Interim financial results for the period ending 30 June 2015
On 31 July 2015, we announced our results for the six months ending 30 June 2015.
Record mortgage growth
Mortgage assets up 13% on June 2014, with record advances of £4.2 billion in the first half of 2015 up 25% on the same period in 2014. Record net lending of £1.8 billion is equivalent to an estimated 16% mortgage market share1.
Significant growth in savings
Savings deposit balances have increased by 10% on June 2014, with growth in the first half of 2015 of £0.7 billion. As at 30 June 2015, the weighted average interest rate on all savings balances was 2.02%.

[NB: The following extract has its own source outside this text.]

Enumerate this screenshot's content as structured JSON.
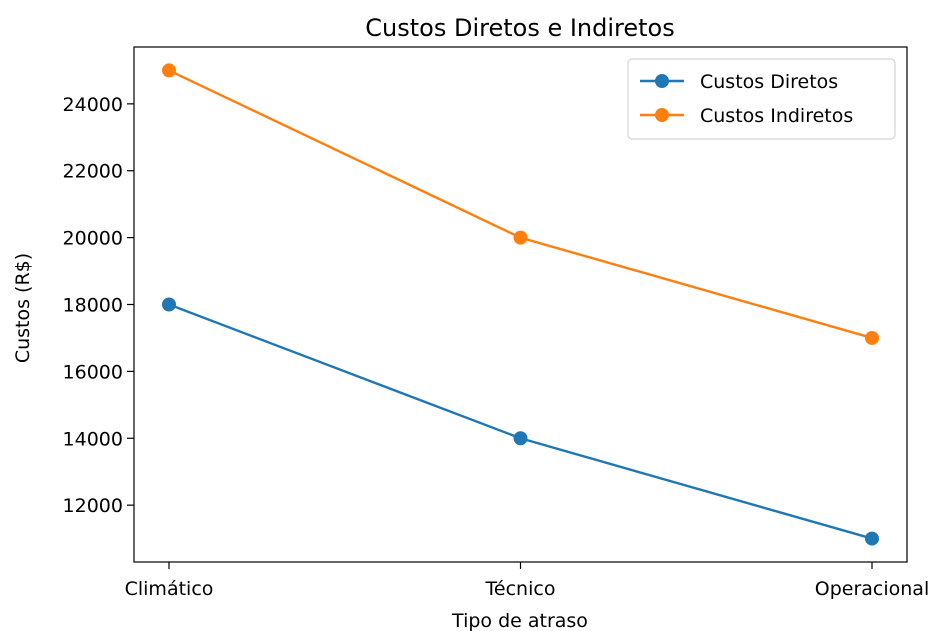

Statutory profit before tax increased by 14.2% to £100.4 million (30 June 2014: £87.9 million).
Sector leading cost efficiency
Cost to mean asset ratio of 0.41%2 (30 June 2014: 0.41%) remains the lowest reported by a UK building society, supporting the Society's ability to offer consistently competitive interest rates3.
Low risk operation
The Society's responsible lending approach protects individual borrowers and the interests of saving members alike. Impairment charges totalled just £0.7 million (30 June 2014: £3.3 million), and loans where arrears (including possessions) were greater than 2.5% of the balance were 0.40%4,(30 June 2014: 0.52%) less than half of the industry average of 1.07%4.
Increased capital strength
Common Equity Tier 1 (CET 1) ratio of 27.9% (30 June 2014: 24.6%) remains the highest reported by a top 10 building society and the leverage ratio of 3.9%5 (30 June 2014: 3.8%5) is comfortably above the current minimum regulatory requirement.
Upgraded credit rating
The Society has been 'A' rated throughout the 'credit crunch' and was recently upgraded from A3 to A2 by Moody's Investor Services.
- Source: Bank of England.
- Administrative expenses, depreciation and amortisation/Average total assets.
- Based on a Coventry Cash ISA, savings account and Junior ISA being mentioned in the national press best buy tables for the period 1 January 2015 to 30 June 2015.
- As at 31 March 2015, latest available industry data - source: PRA.
- The leverage ratio is calculated on an end-point basis, in accordance with the definitions of CRD IV as amended by the European Commission delegated regulation. The calculation reflects constraints on the inclusion of Additional Tier 1 capital, in accordance with the FPC's leverage ratio regime. The ratio for 30 June 2014 has been updated to reflect these latest developments.